By integrating cardiac aging and exercise-responsive transcriptomes, 37 effector genes were identified as molecular bridges between aging decline and exercise-induced rejuvenation. Aging involved mitochondrial and sarcomeric deterioration, while exercise promoted metabolic and structural remodeling. SMPX ranked highest for its roles in mechano-metabolic coupling and redox balance, with X-inactivation escape suggesting sex-specific relevance. Other top genes (e.g., KLHL31, MYPN, RYR2) form a regulatory network supporting exercise-mediated cardiac protection, offering targets for future validation and therapy.

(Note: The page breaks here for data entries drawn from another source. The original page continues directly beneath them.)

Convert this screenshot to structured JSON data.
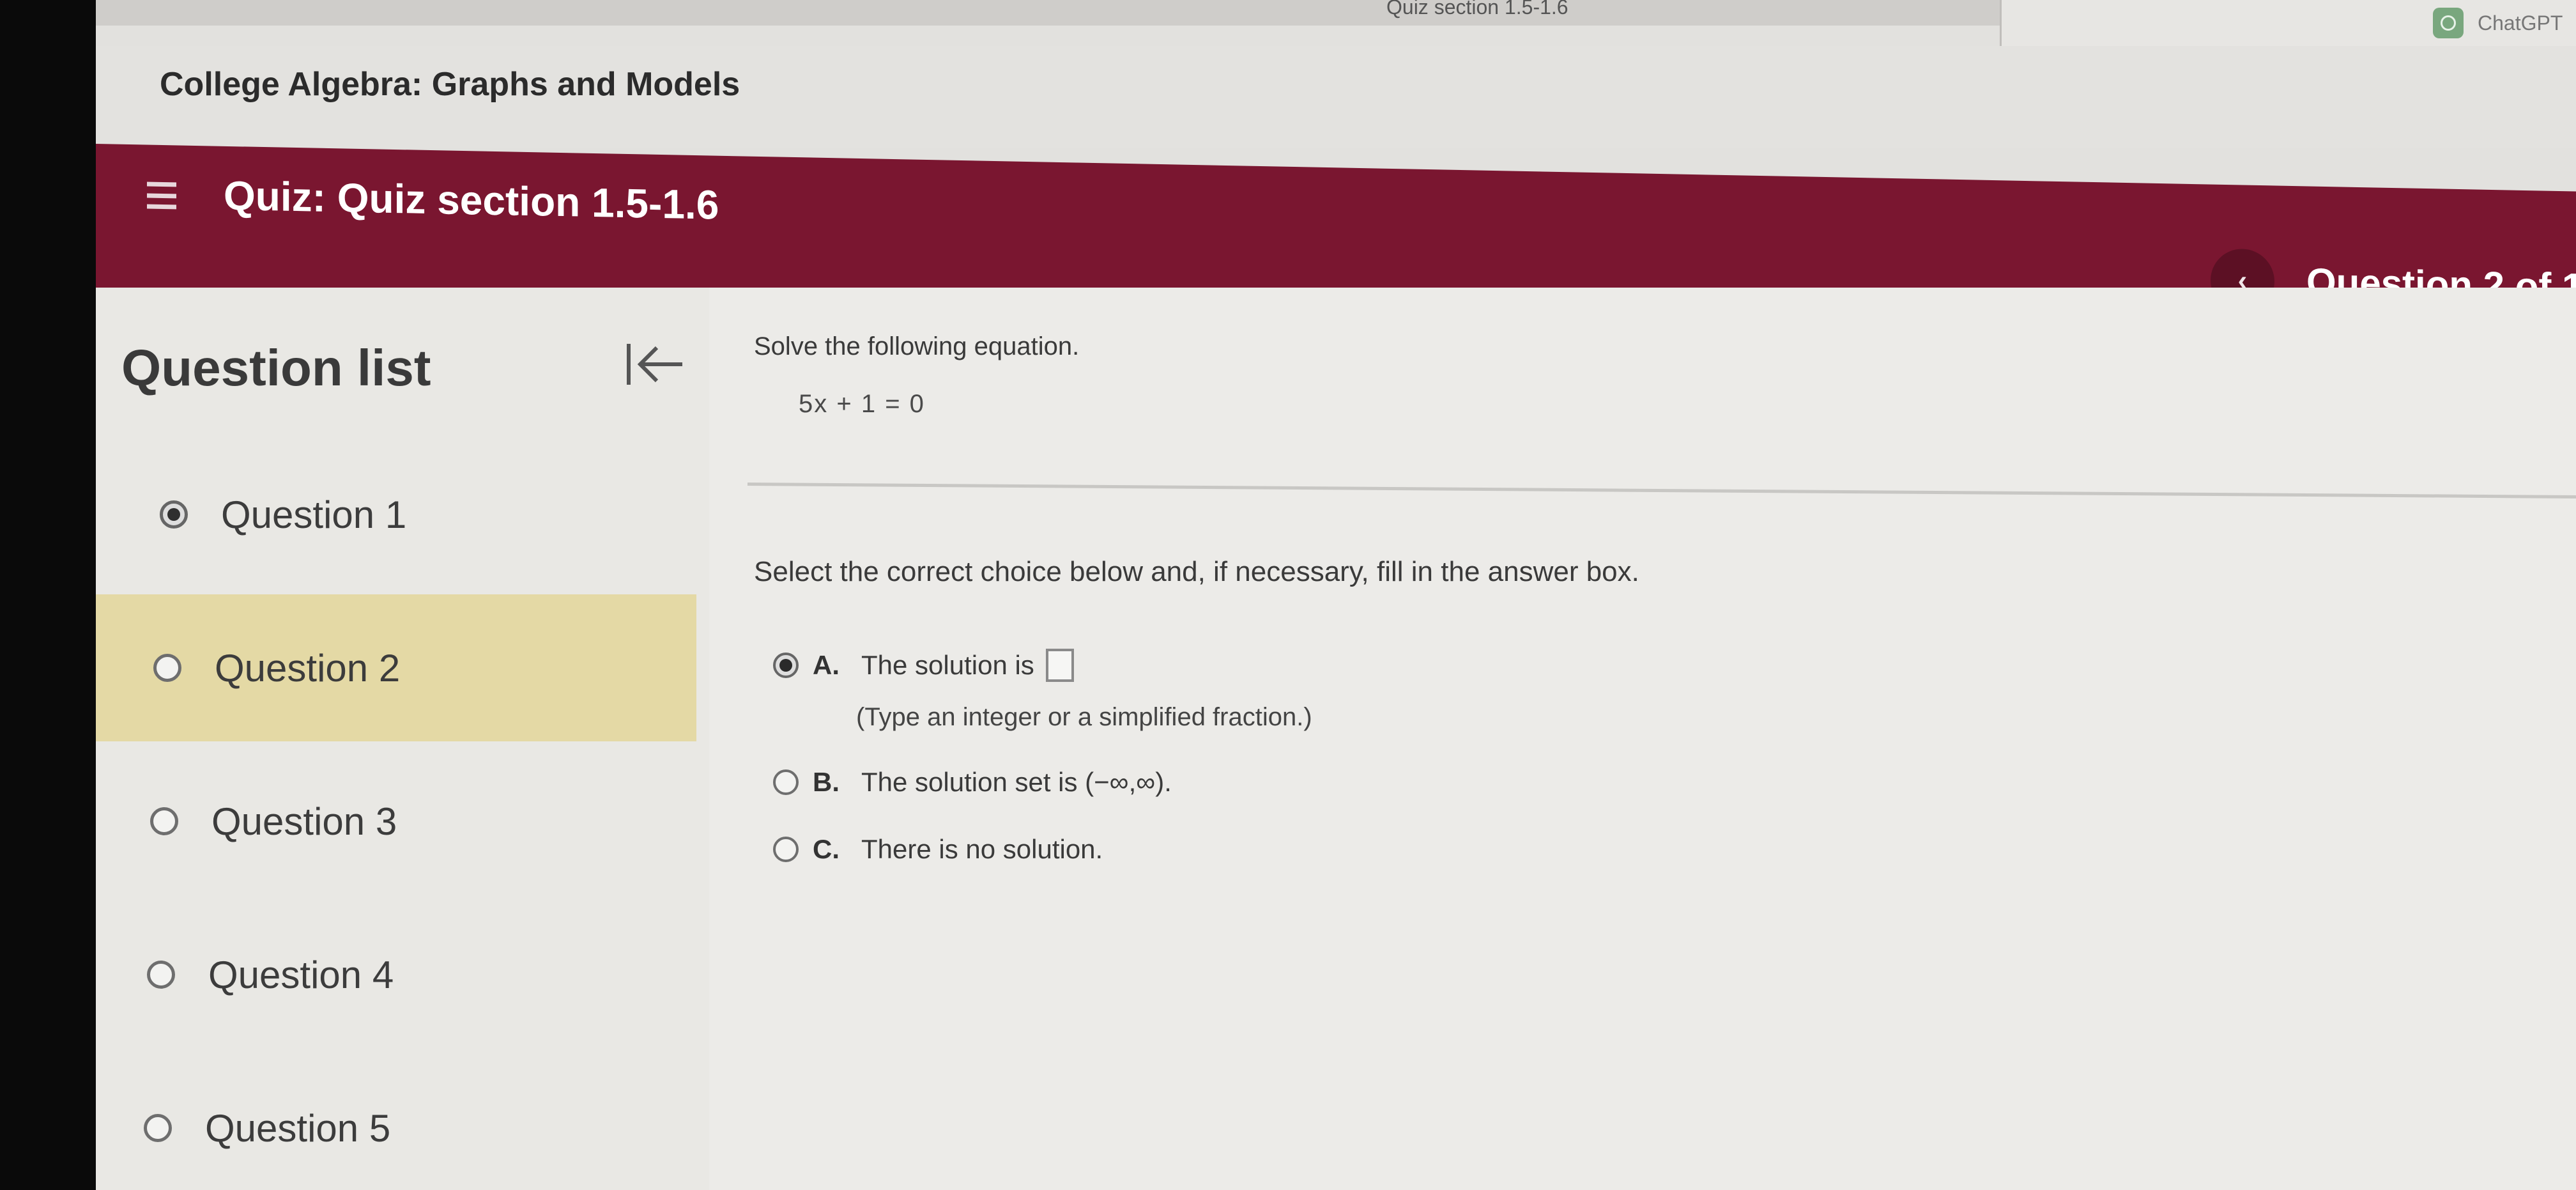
{
  "browser": {
    "tab_center_label": "Quiz section 1.5-1.6",
    "tab_right_label": "ChatGPT"
  },
  "course": {
    "title": "College Algebra: Graphs and Models"
  },
  "quiz": {
    "title": "Quiz: Quiz section 1.5-1.6",
    "prev_symbol": "‹",
    "question_counter": "Question 2 of 1"
  },
  "sidebar": {
    "header": "Question list",
    "items": [
      {
        "label": "Question 1",
        "state": "answered"
      },
      {
        "label": "Question 2",
        "state": "current"
      },
      {
        "label": "Question 3",
        "state": "unanswered"
      },
      {
        "label": "Question 4",
        "state": "unanswered"
      },
      {
        "label": "Question 5",
        "state": "unanswered"
      }
    ]
  },
  "question": {
    "instruction": "Solve the following equation.",
    "equation": "5x + 1 = 0",
    "select_instruction": "Select the correct choice below and, if necessary, fill in the answer box.",
    "choices": [
      {
        "letter": "A.",
        "text": "The solution is",
        "has_answer_box": true,
        "selected": true
      },
      {
        "letter": "B.",
        "text": "The solution set is (−∞,∞).",
        "has_answer_box": false,
        "selected": false
      },
      {
        "letter": "C.",
        "text": "There is no solution.",
        "has_answer_box": false,
        "selected": false
      }
    ],
    "hint": "(Type an integer or a simplified fraction.)"
  },
  "colors": {
    "header_maroon": "#7a1630",
    "active_question_bg": "#e4d9a5"
  },
  "icons": {
    "menu": "hamburger-icon",
    "collapse": "collapse-left-icon",
    "prev": "chevron-left-icon",
    "chat": "chatgpt-icon"
  }
}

背景/目的:心脏衰老涉及心肌结构和功能的逐渐衰退。耐力训练是一种公认的可对抗这种衰退的非药物干预措施,但运动诱导心脏年轻化的分子机制仍未得到充分阐明。本研究旨在通过整合人类心脏衰老转录组数据与多组学运动反应数据集来识别关键效应基因和调控途径。
开发了一个系统生物学框架,以整合来自GTEx人类心脏数据集的年龄下调基因(n = 243)和来自MoTrPAC小鼠数据集的耐力运动反应基因(n = 634)。鉴定出37个重叠基因,并对其进行通路富集分析(使用Enrichr)、激酶分析(使用KEA3)和转录因子预测(使用ChEA3)。使用ToppGene和ToppNet对候选效应基因进行排名,并通过FLAMES线性评分算法进行综合优先级排序。
通路富集揭示了互补模式:与衰老相关的基因富集于线粒体功能障碍和肌节解体,而运动反应基因与蛋白质合成和脂质代谢相关。肌联蛋白(TTN)、丙酮酸脱氢酶激酶(PDK)家族激酶和表皮生长因子受体(EGFR)成为主要的上游调节因子。NKX2 - 5、肌细胞生成素(MYOG)和YBX3被鉴定为共享转录因子。SMPX在综合评分中排名最高,显示出功能相关性和网络中心性,这意味着它在机械代谢偶联和心脏应激适应中起关键作用。
通过整合心脏衰老和运动反应转录组,鉴定出37个效应基因作为衰老衰退和运动诱导年轻化之间的分子桥梁。衰老涉及线粒体和肌节的恶化,而运动促进代谢和结构重塑。SMPX因其在机械代谢偶联和氧化还原平衡中的作用排名最高,X染色体失活逃逸表明其具有性别特异性相关性。其他顶级基因(如KLHL31、MYPN、RYR2)形成一个支持运动介导的心脏保护的调控网络,为未来的验证和治疗提供了靶点。